The Mess Hall Queen said...

OH and here is the link to a VERY good, and accurate book about what it is like for those trying to protect our border..

The author is a friend of my Fiance ;)

Jana Segal said...

Luis Carlos Davis was raised in the border cities of Nogales, Ariz., and Nogales, Sonora. Davis earned a master's degree in Latin American studies with a focus on media arts, border studies and international journalism from the University of Arizona. His documentary, "389 Miles: Living the Border," has been screened around the United States as well as in Mexico, France, and Argentina - to name a few. It has also been screened at the Library of Congress in Washington, D.C., the National Collegiate Leadership Conference, and the Guadalajara International Film Festival. He recently received the Audience Award for Best Film at the Puerto Vallarta International Film Festival for this work. In addition to producing and directing his films, Davis shares his skills with at-risk youth. He is currently working with the Rancho Santa Fe Foundation to open a multimedia center for youth in Southern Arizona. In 2010, Luis Carlos Davis won the Tucson Citizen's "40 Under 40 Man of the Year." In 2013, Davis won Tucson Pima Arts Council's "Emerging Artist" Lumie Award.

Tom Parker said...

Thank you for writing this.

Just the other day, i was at a holiday party I had the opportunity to visit with a recently retired boarder agent of 27 years. Our conversation eventually turned to his experiences and I will say, it has scared the heck out of me. Now, as he referred to those innocent people crossing the desert for a journey toward a better life it was nearly spot on to the content of your blog post. The scary part was the details shared about what he witnessed and fought for right in our own back yard. It used to be just hand guns that the cartel had. Now it's machine guns mounted on sofisticated off road vehicles along with those ultra light aircraft flying over the boarders and dropping drugs to be recovered by on ground cartel.

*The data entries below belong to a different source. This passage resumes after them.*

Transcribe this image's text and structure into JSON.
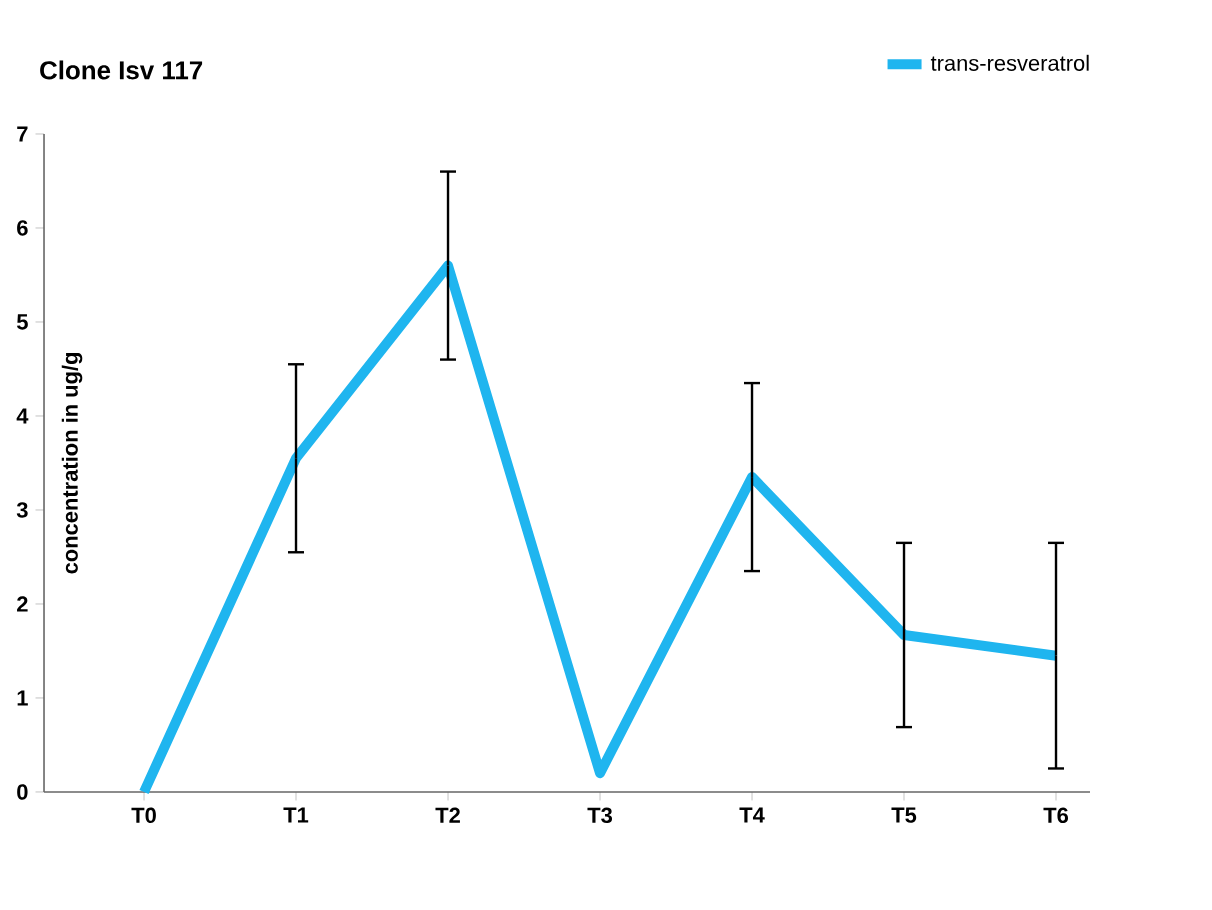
{
  "chart_data": {
    "type": "line",
    "title": "Clone Isv 117",
    "ylabel": "concentration in  ug/g",
    "categories": [
      "T0",
      "T1",
      "T2",
      "T3",
      "T4",
      "T5",
      "T6"
    ],
    "series": [
      {
        "name": "trans-resveratrol",
        "color": "#1fb5ef",
        "values": [
          0,
          3.55,
          5.6,
          0.2,
          3.35,
          1.67,
          1.45
        ],
        "errors": [
          null,
          1,
          1,
          null,
          1,
          0.98,
          1.2
        ]
      }
    ],
    "ylim": [
      0,
      7
    ],
    "yticks": [
      0,
      1,
      2,
      3,
      4,
      5,
      6,
      7
    ],
    "grid": false,
    "legend": "top right",
    "marker": "none",
    "line_style": "solid"
  }
}
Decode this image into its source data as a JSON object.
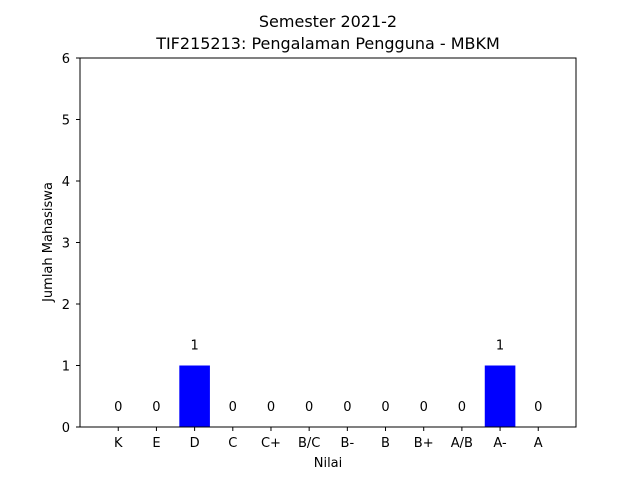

Why is the stuff not televised? Is our agents adequately funded to facilitate their mission? What happens during a govt shut down since these are federal agents? What happens during budget cuts? All of these questions I had asked him and received his responses of what was implemented during those scenarios. I'm not sure if I am allowed to post his responses in this forum but I will say it's not comforting.

I live in Ahwatukee and I'm nervous for my family's safety.